Enable or disable GPU inference for all modules

Public Members

bool faceDetector = false

Enable GPU inference for face detection

bool faceRecognizer = false

Enable GPU inference for face recognition template generation

Trueface::EnableGPU::EnableGPU() = default
inline Trueface::EnableGPU::EnableGPU(bool val)

Enable or disable GPU inference for all modules

struct Trueface::InitializeModule

Initialize module in SDK constructor. By default, the SDK uses lazy initialization, meaning modules are only initialized when they are first used (on first inference). This is done so that modules which are not used do not load their models into memory, and hence do not utilize memory. The downside to this is that the first inference will be much slower as the model file is being decrypted and loaded into memory. Therefore, if you know you will use a module, choose to pre-initialize the module, which reads the model file into memory in the SDK constructor.

Public Members

bool faceDetector = false

Face detector

bool faceRecognizer = false

Face recognizer

bool objectDetector = false

Object detector

bool bodyposeEstimator = false

Bodypose estimator

bool liveness = false

Liveness

bool activeSpoof = false

Active spoof

bool landmarkDetector = false

106 face point landmark detector

struct Trueface::ConfigurationOptions

SDK configuration options

Public Members

int mobilePowerSave = 0

Android Only Power saving mode. 0 = all cores enabled (default). 1 = only little clusters enabled. 2 = only big clusters enabled.

int mobileThreads = 4

Mobile Only Set the number of threads used for inference. For non-mobile platforms, should use the OMP_NUM_THREADS environment variable.

size_t mobileAvailableMemory = 0

iOS Only SDK user must define how much memory is available for iOS application. Should be set using the following code: #include <os/proc.h> options.mobileAvailableMemory = os_proc_available_memory();

FacialRecognitionModel frModel = FacialRecognitionModel::TFV5

The model to be used for facial recognition (default is TFV5)

ObjectDetectionModel objModel = ObjectDetectionModel::ACCURATE

The model to be used for object detection (default is ACCURATE model)

int smallestFaceHeight = 40

The smallest face height that the face detector can detect. (default is 40 pixels, min value is 16 pixels). The face detector has a detection scale range of about 5 octaves. Ex. 40 pixels yields the detection scale range of ~40 pixels to 1280 (=40x2^5) pixels. If set to -1, will dynamically adjusts the face detection scale range from image-height/32 to image-height to ensure that large faces are detected in high resolution images. Increasing the Trueface::ConfigurationOptions.smallestFaceHeight will result in faster face detection.

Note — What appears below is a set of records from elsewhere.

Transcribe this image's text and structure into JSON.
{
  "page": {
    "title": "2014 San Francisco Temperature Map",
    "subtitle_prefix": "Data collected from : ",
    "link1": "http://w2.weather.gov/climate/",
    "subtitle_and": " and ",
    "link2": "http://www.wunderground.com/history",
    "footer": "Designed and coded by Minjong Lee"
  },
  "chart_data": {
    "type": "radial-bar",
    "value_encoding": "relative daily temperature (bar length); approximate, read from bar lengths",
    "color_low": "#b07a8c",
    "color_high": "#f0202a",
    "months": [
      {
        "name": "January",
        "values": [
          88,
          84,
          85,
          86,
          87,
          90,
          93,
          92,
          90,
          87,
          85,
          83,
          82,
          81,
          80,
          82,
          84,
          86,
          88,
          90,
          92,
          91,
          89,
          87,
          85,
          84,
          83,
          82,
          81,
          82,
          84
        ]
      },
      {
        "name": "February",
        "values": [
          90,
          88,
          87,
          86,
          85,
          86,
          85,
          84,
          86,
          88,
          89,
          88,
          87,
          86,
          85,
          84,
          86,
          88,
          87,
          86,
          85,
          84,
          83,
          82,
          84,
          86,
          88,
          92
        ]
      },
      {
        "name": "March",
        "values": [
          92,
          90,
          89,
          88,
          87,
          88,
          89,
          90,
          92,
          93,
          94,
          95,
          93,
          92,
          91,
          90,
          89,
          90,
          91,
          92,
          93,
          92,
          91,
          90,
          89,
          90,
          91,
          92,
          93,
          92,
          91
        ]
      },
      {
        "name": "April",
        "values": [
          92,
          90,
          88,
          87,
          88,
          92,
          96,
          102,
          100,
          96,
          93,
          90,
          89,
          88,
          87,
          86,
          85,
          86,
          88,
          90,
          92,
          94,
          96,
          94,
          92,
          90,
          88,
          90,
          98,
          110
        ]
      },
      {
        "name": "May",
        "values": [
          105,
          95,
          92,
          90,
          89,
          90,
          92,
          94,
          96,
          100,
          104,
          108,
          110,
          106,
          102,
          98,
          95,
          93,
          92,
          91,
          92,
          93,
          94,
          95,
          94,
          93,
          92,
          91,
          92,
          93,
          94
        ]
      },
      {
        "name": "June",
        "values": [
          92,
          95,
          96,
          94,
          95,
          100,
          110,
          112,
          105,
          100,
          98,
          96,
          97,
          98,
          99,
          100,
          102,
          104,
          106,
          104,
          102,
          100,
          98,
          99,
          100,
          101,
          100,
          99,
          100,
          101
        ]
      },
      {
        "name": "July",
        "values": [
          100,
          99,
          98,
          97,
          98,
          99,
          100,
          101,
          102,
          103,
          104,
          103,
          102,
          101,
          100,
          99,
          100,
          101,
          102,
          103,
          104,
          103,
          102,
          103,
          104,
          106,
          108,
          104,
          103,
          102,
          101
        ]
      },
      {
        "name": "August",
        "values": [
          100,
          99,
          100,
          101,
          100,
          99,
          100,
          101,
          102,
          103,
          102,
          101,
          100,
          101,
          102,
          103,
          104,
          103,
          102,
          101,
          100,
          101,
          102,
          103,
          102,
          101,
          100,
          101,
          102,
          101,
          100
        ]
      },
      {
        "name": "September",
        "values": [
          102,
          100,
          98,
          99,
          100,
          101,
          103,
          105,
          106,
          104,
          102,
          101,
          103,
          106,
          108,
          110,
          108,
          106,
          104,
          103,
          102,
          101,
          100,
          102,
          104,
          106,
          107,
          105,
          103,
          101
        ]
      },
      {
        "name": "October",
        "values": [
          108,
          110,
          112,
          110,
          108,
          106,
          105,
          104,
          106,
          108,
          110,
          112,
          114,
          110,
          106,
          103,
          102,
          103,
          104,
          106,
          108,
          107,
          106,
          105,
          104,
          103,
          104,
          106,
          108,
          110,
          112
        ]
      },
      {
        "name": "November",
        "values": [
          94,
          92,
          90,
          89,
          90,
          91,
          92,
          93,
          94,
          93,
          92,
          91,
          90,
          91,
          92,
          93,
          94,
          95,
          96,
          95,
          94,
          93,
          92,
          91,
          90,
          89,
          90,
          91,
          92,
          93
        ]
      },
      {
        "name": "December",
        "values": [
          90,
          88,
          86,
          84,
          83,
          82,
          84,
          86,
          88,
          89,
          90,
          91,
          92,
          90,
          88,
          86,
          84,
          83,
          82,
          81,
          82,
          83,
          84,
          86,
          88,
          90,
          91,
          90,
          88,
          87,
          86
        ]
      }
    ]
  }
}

FaceDetectionFilter fdFilter = FaceDetectionFilter::BALANCED

The face detection mode (default is VERSATILE). This configuration option is now deprecated and may be removed in future releases.

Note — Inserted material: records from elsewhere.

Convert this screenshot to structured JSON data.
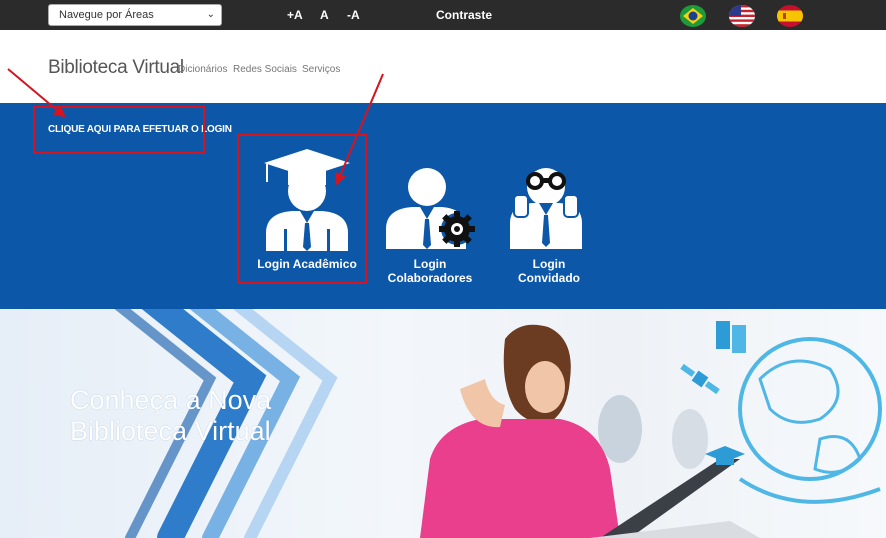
{
  "topbar": {
    "area_select": "Navegue por Áreas",
    "font_increase": "+A",
    "font_normal": "A",
    "font_decrease": "-A",
    "contrast": "Contraste"
  },
  "header": {
    "brand": "Biblioteca Virtual",
    "nav": [
      "Dicionários",
      "Redes Sociais",
      "Serviços"
    ]
  },
  "band": {
    "cta": "CLIQUE AQUI PARA EFETUAR O LOGIN",
    "tiles": [
      {
        "line1": "Login Acadêmico",
        "line2": ""
      },
      {
        "line1": "Login",
        "line2": "Colaboradores"
      },
      {
        "line1": "Login",
        "line2": "Convidado"
      }
    ]
  },
  "hero": {
    "line1": "Conheça a Nova",
    "line2": "Biblioteca Virtual"
  },
  "colors": {
    "topbar": "#2b2b2b",
    "band": "#0c57a8",
    "annotation": "#d5141f"
  }
}
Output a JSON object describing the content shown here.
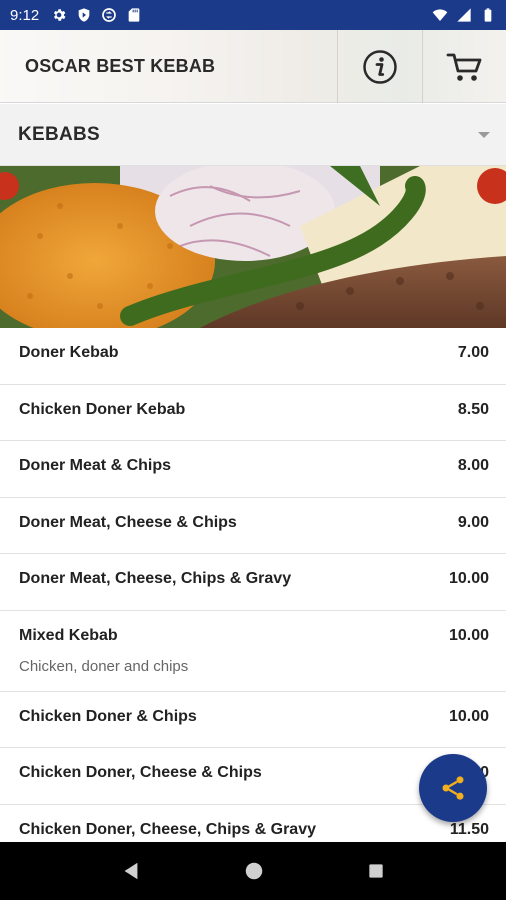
{
  "status_bar": {
    "time": "9:12",
    "left_icons": [
      "gear-icon",
      "shield-icon",
      "sync-icon",
      "sd-card-icon"
    ],
    "right_icons": [
      "wifi-icon",
      "signal-icon",
      "battery-icon"
    ]
  },
  "header": {
    "title": "OSCAR BEST KEBAB",
    "info_icon": "info-icon",
    "cart_icon": "cart-icon"
  },
  "category": {
    "selected": "KEBABS"
  },
  "menu_items": [
    {
      "name": "Doner Kebab",
      "price": "7.00",
      "description": ""
    },
    {
      "name": "Chicken Doner Kebab",
      "price": "8.50",
      "description": ""
    },
    {
      "name": "Doner Meat & Chips",
      "price": "8.00",
      "description": ""
    },
    {
      "name": "Doner Meat, Cheese & Chips",
      "price": "9.00",
      "description": ""
    },
    {
      "name": "Doner Meat, Cheese, Chips & Gravy",
      "price": "10.00",
      "description": ""
    },
    {
      "name": "Mixed Kebab",
      "price": "10.00",
      "description": "Chicken, doner and chips"
    },
    {
      "name": "Chicken Doner & Chips",
      "price": "10.00",
      "description": ""
    },
    {
      "name": "Chicken Doner, Cheese & Chips",
      "price": "10.50",
      "description": ""
    },
    {
      "name": "Chicken Doner, Cheese, Chips & Gravy",
      "price": "11.50",
      "description": ""
    }
  ],
  "colors": {
    "primary": "#1c3a8a",
    "text": "#222222",
    "muted": "#666666"
  },
  "nav": {
    "icons": [
      "back-icon",
      "home-icon",
      "recents-icon"
    ]
  },
  "fab_icon": "share-icon"
}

DatabaseManagementSystem dbms = DatabaseManagementSystem::SQLITE

Database management system for storing Faceprints (default is SQLITE)

std::string modelsPath = "./"

The directory path containing the model files

bool frVectorCompression = false

Improves the computation speed for 1 to 1 comparisons and 1 to N searches by compressing the feature vector and enabling additional optimizations.

EnableGPU enableGPU = {}

Enable GPU support (default is false). Note, GPU support requires a different version of the SDK. You are able to enable GPU for all modules or only specific modules.

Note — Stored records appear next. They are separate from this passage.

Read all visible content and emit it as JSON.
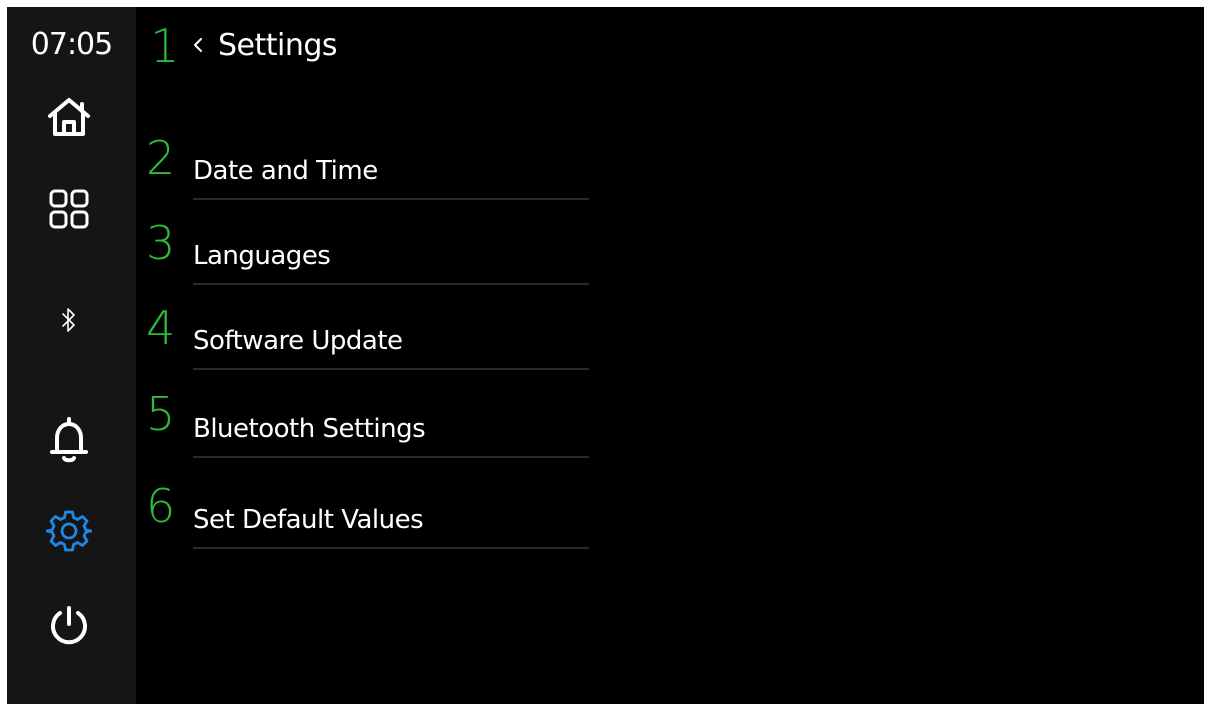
{
  "status": {
    "clock": "07:05"
  },
  "sidebar": {
    "items": [
      {
        "icon": "home-icon",
        "active": false
      },
      {
        "icon": "apps-grid-icon",
        "active": false
      },
      {
        "icon": "bluetooth-icon",
        "active": false
      },
      {
        "icon": "bell-icon",
        "active": false
      },
      {
        "icon": "gear-icon",
        "active": true
      },
      {
        "icon": "power-icon",
        "active": false
      }
    ],
    "active_color": "#1e88e5",
    "icon_color": "#ffffff"
  },
  "header": {
    "back_icon": "chevron-left-icon",
    "title": "Settings",
    "marker": "1"
  },
  "menu": [
    {
      "marker": "2",
      "label": "Date and Time"
    },
    {
      "marker": "3",
      "label": "Languages"
    },
    {
      "marker": "4",
      "label": "Software Update"
    },
    {
      "marker": "5",
      "label": "Bluetooth Settings"
    },
    {
      "marker": "6",
      "label": "Set Default Values"
    }
  ],
  "colors": {
    "background": "#000000",
    "sidebar": "#151515",
    "marker": "#2dbb3a",
    "text": "#ffffff",
    "divider": "#2a2a2a"
  }
}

unsigned int deviceIndex = 0

GPU device index

InitializeModule initializeModule = {}

Initialize specified modules in the SDK constructor (default uses lazy initialization).

enum Trueface::ErrorCode

Error codes returned by methods

Values:

enumerator NO_ERROR
enumerator INVALID_LICENSE
enumerator FILE_READ_FAIL
enumerator UNSUPPORTED_IMAGE_FORMAT
enumerator UNSUPPORTED_MODEL
enumerator NO_FACE_IN_FRAME
enumerator FAILED
enumerator COLLECTION_CREATION_ERROR
enumerator DATABASE_CONNECTION_ERROR
enumerator ENROLLMENT_ERROR
enumerator MAX_COLLECTION_SIZE_EXCEEDED
enumerator NO_RECORD_FOUND
enumerator NO_COLLECTION_FOUND
enumerator COLLECTION_DELETION_ERROR
enumerator EXTREME_FACE_ANGLE
enumerator FACE_TOO_CLOSE
enumerator FACE_TOO_FAR

Deprecated

The following have been deprecated and may be removed in future releases of the SDK.